– Все… – ответил за Расима Фарук, но Эрдемир бросил на него быстрый и холодный взгляд, и он замолчал.

– Отдыхаем, отдыхаем, – ответил Расим. – Что еще остается делать гостю? Как мои дела? У меня есть надежда?

– Надежда вещь хорошая, – сказал Эрдемир. – Я задержался потому, что ждал результатов экспертизы.

– Какой? – не понял Расим.

– Химической, – ответил Эрдемир.

Расима как огнем обожгло. Он уже забыл, что четыре дня назад ему в полицейском участке срезали ногти.

– И что с результатами? – спросил он и поперхнулся.

– Они задерживаются, – ответил Эрдемир, – но это не повод огорчаться… Фарук не спросил вас, что бы вы хотели себе заказать, потому что мы хотим вас угостить национальными блюдами, правда, турецкими. Но я думаю, что придет время, и вы попробуете каморканских кушаний. А возможно, когда-нибудь мы попробуем и кушаний белорусских. Я полагаю, вы не откажете нам в любезности прокомментировать меню ваших ресторанов.

В это время появился официант, он принес белый напиток в высоких стеклянных стаканах.

– Айран, – сказал Эрдемир, – не только возбуждает аппетит, но и готовит желудки к перевариванию мяса, особенно приправленного острыми соусами.

Расим отхлебнул из стакана. Айран оказался чем-то вроде крепкого кефира.

– Мы не заказали ничего спиртного, – сказал Эрдемир, – ни в Каморкане, ни в Турции это не принято, но если гость выразит желание, мы тут же исправим свою ошибку.

– Нет, – сказал на это Расим, – я придерживаюсь правил страны пребывания. Вот когда вы попадете в Белоруссию…

Эрдемир и Фарук засмеялись.

В это время официант подал лепешки и зелень, затем принес ассорти из копченого мяса и рыбы.

– На горячее будет сложный кебаб, – сказал Фарук, увидев, что Расим осторожничает с едой. – У вас в Белоруссии, да и в России тоже, его называют люля-кебаб.

– В меня вряд ли влезет столько, – ответил Расим.

– Влезет, – сказал Фарук. – А если не влезет, то чаем утопчем.

Так за мелкими и ничего не значащими репликами прошел час.

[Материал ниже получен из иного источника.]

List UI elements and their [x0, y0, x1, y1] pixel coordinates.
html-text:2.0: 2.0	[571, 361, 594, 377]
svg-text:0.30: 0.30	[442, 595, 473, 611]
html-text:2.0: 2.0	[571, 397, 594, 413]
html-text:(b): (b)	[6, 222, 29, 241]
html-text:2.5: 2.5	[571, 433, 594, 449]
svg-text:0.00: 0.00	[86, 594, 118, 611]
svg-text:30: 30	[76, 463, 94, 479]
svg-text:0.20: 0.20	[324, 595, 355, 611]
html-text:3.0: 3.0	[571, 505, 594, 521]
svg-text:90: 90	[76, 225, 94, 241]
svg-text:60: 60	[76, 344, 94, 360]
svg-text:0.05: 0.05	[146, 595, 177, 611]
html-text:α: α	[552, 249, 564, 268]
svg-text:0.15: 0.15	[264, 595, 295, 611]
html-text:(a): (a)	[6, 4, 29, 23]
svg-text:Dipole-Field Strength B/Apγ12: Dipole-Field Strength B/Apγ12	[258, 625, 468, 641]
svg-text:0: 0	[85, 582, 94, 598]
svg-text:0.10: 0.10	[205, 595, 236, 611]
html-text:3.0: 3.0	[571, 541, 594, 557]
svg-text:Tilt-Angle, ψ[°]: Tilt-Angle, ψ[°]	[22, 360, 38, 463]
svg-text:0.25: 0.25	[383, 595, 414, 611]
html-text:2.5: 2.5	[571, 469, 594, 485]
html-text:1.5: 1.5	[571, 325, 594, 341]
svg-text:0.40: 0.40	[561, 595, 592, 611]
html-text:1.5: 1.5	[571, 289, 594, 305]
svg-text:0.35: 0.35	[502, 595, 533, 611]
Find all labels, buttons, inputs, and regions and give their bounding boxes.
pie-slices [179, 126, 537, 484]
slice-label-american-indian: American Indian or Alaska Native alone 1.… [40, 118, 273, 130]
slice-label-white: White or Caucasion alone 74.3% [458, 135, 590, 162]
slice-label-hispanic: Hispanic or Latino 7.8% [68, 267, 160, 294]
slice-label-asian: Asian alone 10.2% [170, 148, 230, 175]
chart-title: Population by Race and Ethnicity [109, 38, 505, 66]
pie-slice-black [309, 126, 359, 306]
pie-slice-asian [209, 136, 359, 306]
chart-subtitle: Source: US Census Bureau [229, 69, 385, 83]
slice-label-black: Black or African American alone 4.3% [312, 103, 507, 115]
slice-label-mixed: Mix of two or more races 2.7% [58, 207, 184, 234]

Уже все загородки в ресторане были заняты, причем большинство посетителей, судя по физиономиям, было европейцами. И только в загородке напротив расположилась турецкая семья. Отец – ярко выраженный брюнет, его жена – женщина неопределенного возраста в хиджабе и маленький мальчишка лет шести-семи.

– Это курды, – пояснил Фарук, увидев интерес Расима к этой троице.

– Вы продолжаете изучать Ахундова? – вдруг спросил Расима Эрдемир.

– Нет, та конференция, на которой я познакомился с Фаруком, была последней. В аспирантуру я не поступил, а потом и от языкознания отошел.

– И чем вы сейчас занимаетесь? Бизнесом?

– Вряд ли это можно назвать бизнесом. Я работал в туристической фирме.

– Почему работал, вы оттуда уволились?

– Нет, но после того, как я задержусь в Турции, хозяин может меня уволить.

– Будем надеяться на лучшее, – сказал Эрдемир.

– Будем, – согласился Расим.

– Меня все же интересует, почему вы выбрали предметом своего исследования Ахундова?

– Наверное, потому, что поэты-материалисты в Советском союзе были более известны, чем все другие поэты.

– Да, да, – вмешался в разговор Фарук. – В СССР, например, был очень популярен Омар Хайям. Его даже считали первым персидским поэтом. Хотя в иерархии поэтов Персии у него далеко не первое место.

– Он тоже был материалистом? – спросил Эрдемир.

– Нет, – ответил Фарук, – он часто использовал образ и символ вина, и в СССР полагали, что он пьяница, а значит, свой человек, родственная душа.

– Родная душа, – автоматически поправил Фарука Расим.

Эрдемир посмотрел на Фарука так, как смотрит кот на прохожего, помешавшему ему ловить птичку.